Une reprise d’activité rapide pour une majorité d’allocataires
Dès avant le premier versement de l’allocation, entre 18 et 22 % des allocataires ont déjà repris un emploi. Au premier mois indemnisé, 9 à 11 % supplémentaires retrouvent un poste, puis encore 7 à 9 % au deuxième mois. Au quatrième mois, près d’un allocataire sur deux a retravaillé.
Ces chiffres confirment que les demandeurs d’emploi ne restent pas inactifs. Ils reprennent massivement un emploi dès les premières semaines, souvent dans un contexte de contrats courts, de missions d’intérim ou de saisonnalité.
Une reprise rapide, mais souvent précaire
L’étude montre que deux tiers des premiers emplois repris durent moins de six mois. Trois allocataires sur quatre repassent ensuite par l’indemnisation. Les parcours discontinus, alternant emploi court et retour au chômage, restent donc la norme.
Cette précarité est particulièrement marquée chez les personnes ayant des droits courts ou des allocations faibles. Les intérimaires, par exemple, reprennent très vite un emploi, mais il s’agit dans huit cas sur dix d’une nouvelle mission d’intérim, souvent de quelques jours ou semaines.
Plus la durée de droit est longue, plus la reprise est stable
L’Unédic observe un lien clair entre la durée potentielle de droit et la qualité de la reprise d’emploi.
Les allocataires disposant de 18 ou 24 mois de droits reprennent un emploi dans plus de 80 % des cas au cours de leur indemnisation. Mais surtout, leur premier emploi repris est plus souvent un contrat d’au moins six mois. Pour les personnes ayant 24 mois de droits, la part de premiers emplois durables est supérieure de 8 points à la moyenne.
À l’inverse, les allocataires ayant seulement 6 mois de droits reprennent certes rapidement un emploi, mais dans des conditions beaucoup plus précaires. Leur probabilité de retravailler au cours du droit n’est que de 63 %, faute de temps suffisant pour retrouver un emploi correspondant à leurs compétences ou à leurs besoins.

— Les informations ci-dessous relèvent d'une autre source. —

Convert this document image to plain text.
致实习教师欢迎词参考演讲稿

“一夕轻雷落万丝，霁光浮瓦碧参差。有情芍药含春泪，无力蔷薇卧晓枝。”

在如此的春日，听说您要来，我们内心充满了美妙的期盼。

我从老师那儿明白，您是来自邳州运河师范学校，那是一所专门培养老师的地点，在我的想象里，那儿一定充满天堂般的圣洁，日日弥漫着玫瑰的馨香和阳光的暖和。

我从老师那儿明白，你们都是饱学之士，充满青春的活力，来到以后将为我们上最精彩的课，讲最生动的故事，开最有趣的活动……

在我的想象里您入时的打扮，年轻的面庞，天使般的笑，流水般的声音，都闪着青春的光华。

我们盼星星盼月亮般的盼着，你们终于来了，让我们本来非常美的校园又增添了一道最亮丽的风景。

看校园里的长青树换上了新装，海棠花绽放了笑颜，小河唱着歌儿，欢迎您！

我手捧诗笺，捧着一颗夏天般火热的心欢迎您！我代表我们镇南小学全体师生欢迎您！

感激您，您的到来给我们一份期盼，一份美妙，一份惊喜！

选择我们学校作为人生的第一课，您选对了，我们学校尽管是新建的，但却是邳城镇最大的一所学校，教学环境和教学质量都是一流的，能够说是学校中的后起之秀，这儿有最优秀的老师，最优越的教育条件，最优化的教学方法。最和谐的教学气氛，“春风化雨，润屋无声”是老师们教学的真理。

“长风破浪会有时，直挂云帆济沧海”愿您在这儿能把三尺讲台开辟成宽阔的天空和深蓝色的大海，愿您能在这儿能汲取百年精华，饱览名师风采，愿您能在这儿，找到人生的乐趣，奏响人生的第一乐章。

Un meilleur niveau d’indemnisation réduit la pression à accepter des emplois courts
L’étude met également en évidence que les allocataires percevant une allocation journalière plus élevée reprennent moins souvent des emplois très courts. Ils disposent d’un délai plus réaliste pour rechercher un emploi correspondant à leur qualification, plutôt que d’accepter immédiatement un contrat précaire pour compenser une indemnisation insuffisante.
À l’inverse, les personnes percevant moins de 20 euros par jour reprennent très vite un emploi, mais dans des conditions nettement plus instables.
Une conclusion claire : sécuriser les droits, c’est sécuriser les parcours
Les données de l’Unédic confirment deux réalités essentielles pour le débat public :
- Les demandeurs d’emploi reprennent massivement un travail dès les premiers mois.
- La qualité de l’indemnisation conditionne la qualité de la reprise : plus les droits sont longs et les allocations suffisantes, moins les reprises sont précaires.
Pour les organisations syndicales, ces résultats rappellent l’importance de défendre une indemnisation qui permette réellement de sécuriser les transitions professionnelles, plutôt que de pousser les demandeurs d’emploi vers des contrats courts et instables.
Personnes Inscrites à France Travail : 6,3 millions / Personnes indemnisées par France Travail : 2,7 millions.